The incredible length of the ancient carnivore's neck gave rise to an interesting theory in the 1930s, when someone suggested that the mythical Loch Ness monster was really just a plesiosaur (possibly an elasmosaur) that didn't go extinct with the rest of its species. But Druckenmiller said that theory is a "bunch of bunk," because there's no way a plesiosaur could have held its head up out of the water like a swan (which is how "Nessie" commonly appears in popular culture and hoax photographs).

It is true, however, that plesiosaurs can sometimes end up in unusual places. The newly discovered Alaskan elasmosaur was found amid a mountain range that boasts peaks that are nearly 9,000 feet high. That's a long way from the seafloor, which is where the remains of any elasmosaur would have likely settled after it died. So how did the bones find their way up the mountain?

"The rocks that the skeleton was found in were laid down on the seabed about 70 to 75 million years ago. At that time there was a sea along the southern margin of [what is now] Alaska," said Druckenmiller, who added that over the course of many millions of years, tectonic activity under that ancient sea caused the seafloor to rise up thousands of feet.

The rocky cliffs of the Talkeetna Mountains boast many fossils that hint at this aquatic past. However, most of the fossils found there belong to invertebrates, not marine vertebrates, Druckenmiller said. The fossilized remains most commonly found in the range belong to ammonites, an extinct group of marine animals that he said look like "overgrown nautilus" (mollusks with hard, spiral shells).

Finding the remains of a vertebrate, especially one as large and intact as the elasmosaur, is a real treat for Druckenmiller, who noted that similar fossils have been found in Canada and in the continental United States, but only in places like Kansas, the Dakotas and Montana, where rocky, barren terrain is better-suited for fossil hunting. (The presence of marine animal fossils in those states has to do with the fact that, millions of years ago, central North America was submerged under a seaway that divided the continent into two landmasses.)

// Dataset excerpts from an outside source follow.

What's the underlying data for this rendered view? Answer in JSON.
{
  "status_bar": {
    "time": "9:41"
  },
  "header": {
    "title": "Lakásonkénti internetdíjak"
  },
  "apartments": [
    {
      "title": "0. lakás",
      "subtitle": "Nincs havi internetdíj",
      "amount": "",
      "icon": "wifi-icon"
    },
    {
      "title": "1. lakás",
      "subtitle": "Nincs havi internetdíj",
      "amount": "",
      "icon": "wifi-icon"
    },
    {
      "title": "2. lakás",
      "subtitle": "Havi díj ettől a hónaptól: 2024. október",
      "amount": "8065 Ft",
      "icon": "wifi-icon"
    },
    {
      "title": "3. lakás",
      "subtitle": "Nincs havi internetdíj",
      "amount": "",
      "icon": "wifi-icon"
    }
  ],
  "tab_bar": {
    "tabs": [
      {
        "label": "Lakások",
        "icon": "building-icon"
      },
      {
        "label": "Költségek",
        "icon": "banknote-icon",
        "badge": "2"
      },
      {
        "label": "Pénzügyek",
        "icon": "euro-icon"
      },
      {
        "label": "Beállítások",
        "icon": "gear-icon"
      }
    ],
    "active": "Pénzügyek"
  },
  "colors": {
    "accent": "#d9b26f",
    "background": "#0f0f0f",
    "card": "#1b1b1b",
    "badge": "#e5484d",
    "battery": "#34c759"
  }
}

"These fossils are found in classic 'Badlands' environments in other parts of the world, with nice outcroppings of rock sticking out everywhere," Druckenmiller said. "In Alaska, there's a lot of vegetation, so it's hard to find good, accessible rock. Where we usually find it is pretty remote, mountainous areas where there's not a lot of vegetation because of the high elevation and the steep slopes."

And the vertical slopes of the soaring Talkeetna Mountains make the region a better place than many others in southern Alaska to look for fossils. It's not the first time an ancient skeleton has been discovered there. In 1994, workers digging a quarry in the Talkeetna range unearthed the partial remains of a plant-eating ornithopod dinosaur (a close relative of duck-billed dinosaurs) that had floated out to sea and finally came to rest on the seabed, which later rose up to form the massive mountains.

That hadrosaur, nicknamed "Lizzie," is on display at the Museum of the North (where Druckenmiller works) in Fairbanks, Alaska. It's not yet clear where the elasmosaur skeleton will end up once it's completely unearthed, but Druckenmiller said he's glad the ancient remains are close enough to visit.